Mr. Wilentz extemporizes on that now discarded practice of psycho-biography: Snowden is a drifter, a misfit: incapable of maturation or growth, but a gifted computer specialist. Greenwald , is the exception, in that he is a successful lawyer and equally accomplished political writer and privacy advocate, but add to this his penchant for making political alliance with Libertarians, but don’t forget his past habit of defending political/legal bad actors.
One might just ask isn’t the object of politics the forging of alliances to make political changes:the art of the possible, or even to bring to bear pressures on policy makers? Assange is a nihilist, petty criminal with delusions of grandeur and an ally of Putin. Assange as ally of dark forces, Mr. Walentz is not averse to self-serving myth-making of his own.
But Mr. Wilentz makes the charge of nihilism to all three of these political actors, who in his telling, wish to destroy America’s duly constituted government. In this instance think of Mr. Wilentz as the Clinton’s Arthur Schlesinger Jr.: chief apologist for established power and it’s utter rightness, not to speak of a self-seeking careerist who values his claims to bourgeois political respectability, and his status as intimate of the powerful.
There is no denying that Mr.

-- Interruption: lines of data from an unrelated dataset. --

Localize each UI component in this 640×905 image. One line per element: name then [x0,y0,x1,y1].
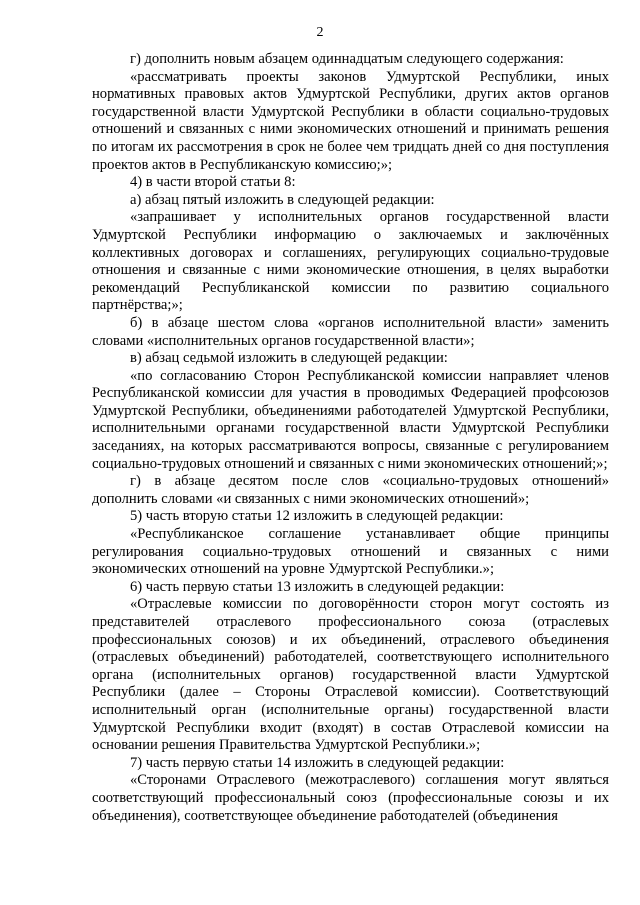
paragraph: в) абзац седьмой изложить в следующей редакции: [130,350,448,367]
paragraph: «рассматривать проекты законов Удмуртской Республики, иных нормативных правовых актов Удмуртской Республики, других актов органов государственной власти Удмуртской Республики в области социально-трудовых отношений и связанных с ними экономических отношений и принимать решения по итогам их рассмотрения в срок не более чем тридцать дней со дня поступления проектов актов в Республиканскую комиссию;»; [92,68,609,173]
paragraph: «по согласованию Сторон Республиканской комиссии направляет членов Республиканской комиссии для участия в проводимых Федерацией профсоюзов Удмуртской Республики, объединениями работодателей Удмуртской Республики, исполнительными органами государственной власти Удмуртской Республики заседаниях, на которых рассматриваются вопросы, связанные с регулированием социально-трудовых отношений и связанных с ними экономических отношений;»; [92,367,609,472]
page-number: 2 [316,25,324,40]
paragraph: г) в абзаце десятом после слов «социально-трудовых отношений» дополнить словами «и связанных с ними экономических отношений»; [92,473,609,507]
document-body [92,51,609,825]
paragraph: а) абзац пятый изложить в следующей редакции: [130,191,435,208]
paragraph: 6) часть первую статьи 13 изложить в следующей редакции: [130,578,505,595]
paragraph: 5) часть вторую статьи 12 изложить в следующей редакции: [130,508,504,525]
paragraph: «Республиканское соглашение устанавливает общие принципы регулирования социально-трудовых отношений и связанных с ними экономических отношений на уровне Удмуртской Республики.»; [92,526,609,578]
paragraph: «запрашивает у исполнительных органов государственной власти Удмуртской Республики информацию о заключаемых и заключённых коллективных договорах и соглашениях, регулирующих социально-трудовые отношения и связанные с ними экономические отношения, в целях выработки рекомендаций Республиканской комиссии по развитию социального партнёрства;»; [92,209,609,314]
paragraph: «Сторонами Отраслевого (межотраслевого) соглашения могут являться соответствующий профессиональный союз (профессиональные союзы и их объединения), соответствующее объединение работодателей (объединения [92,772,609,824]
paragraph: г) дополнить новым абзацем одиннадцатым следующего содержания: [130,51,564,67]
paragraph: 7) часть первую статьи 14 изложить в следующей редакции: [130,754,505,771]
paragraph: «Отраслевые комиссии по договорённости сторон могут состоять из представителей отраслевого профессионального союза (отраслевых профессиональных союзов) и их объединений, отраслевого объединения (отраслевых объединений) работодателей, соответствующего исполнительного органа (исполнительных органов) государственной власти Удмуртской Республики (далее – Стороны Отраслевой комиссии). Соответствующий исполнительный орган (исполнительные органы) государственной власти Удмуртской Республики входит (входят) в состав Отраслевой комиссии на основании решения Правительства Удмуртской Республики.»; [92,596,609,754]
paragraph: 4) в части второй статьи 8: [130,174,296,191]
paragraph: б) в абзаце шестом слова «органов исполнительной власти» заменить словами «исполнительных органов государственной власти»; [92,314,609,349]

Wilentz provides some fascinating bits of information, he has a good eye for international political melodrama, and revels in Mr. Assange’s double dealing, as presented in his narrative. It’s almost like reading a New York Times ‘News Story’ based on speculation and hearsay. Yet this is another recitation of the shopworn, of the cliches endlessly repeated by the apologists for the American National Security State. Who remind us at every turn in their narrative, that the Security apparatus may have been guilty of some excesses, but thing are coming under control, he strikes here a reassuring Panglossian note! Providing a political analgesic is sometimes the lot of the responsible Public Intellectual. Two revelatory quotations:
‘Some of the documents stolen by Edward Snowden have revealed worrisome excesses on the part of the NSA. Any responsible whistle-blower, finding evidence of these excesses, might, if thwarted by her or his superiors, bring the evidence of those specific abuses to the attention of the press, causing a scandal, which would prod Congress and the NSA itself to correct or eliminate the offensive program.’
‘They have unleashed a torrent of classified information with the clear intent of showing that the federal government has spun out of control, thereby destroying the public’s faith in their government’s capacity to spy aggressively on our enemies while also protecting the privacy of its citizens. They want to spin the meaning of the documents they have released to confirm their animating belief that the United States is an imperial power, drunk on its hegemonic ambitions.’
Mr. Wilentz’s concluding paragraph is utterly unsurprising:
‘Snowden, Greenwald, and Assange have largely set the terms in the debate over transparency and privacy in America. But the value of some of their revelations does not mean that they deserve the prestige and influence that has been accorded to them. The leakers and their supporters would never hand the state modern surveillance powers, even if they came wrapped in all sorts of rules and regulations that would constrain their abuse. They are right to worry, but wrong—even paranoid—to distrust democratic governments in this way. Surveillance and secrecy will never be attractive features of a democratic government, but they are not inimical to it, either. This the leakers will never understand.’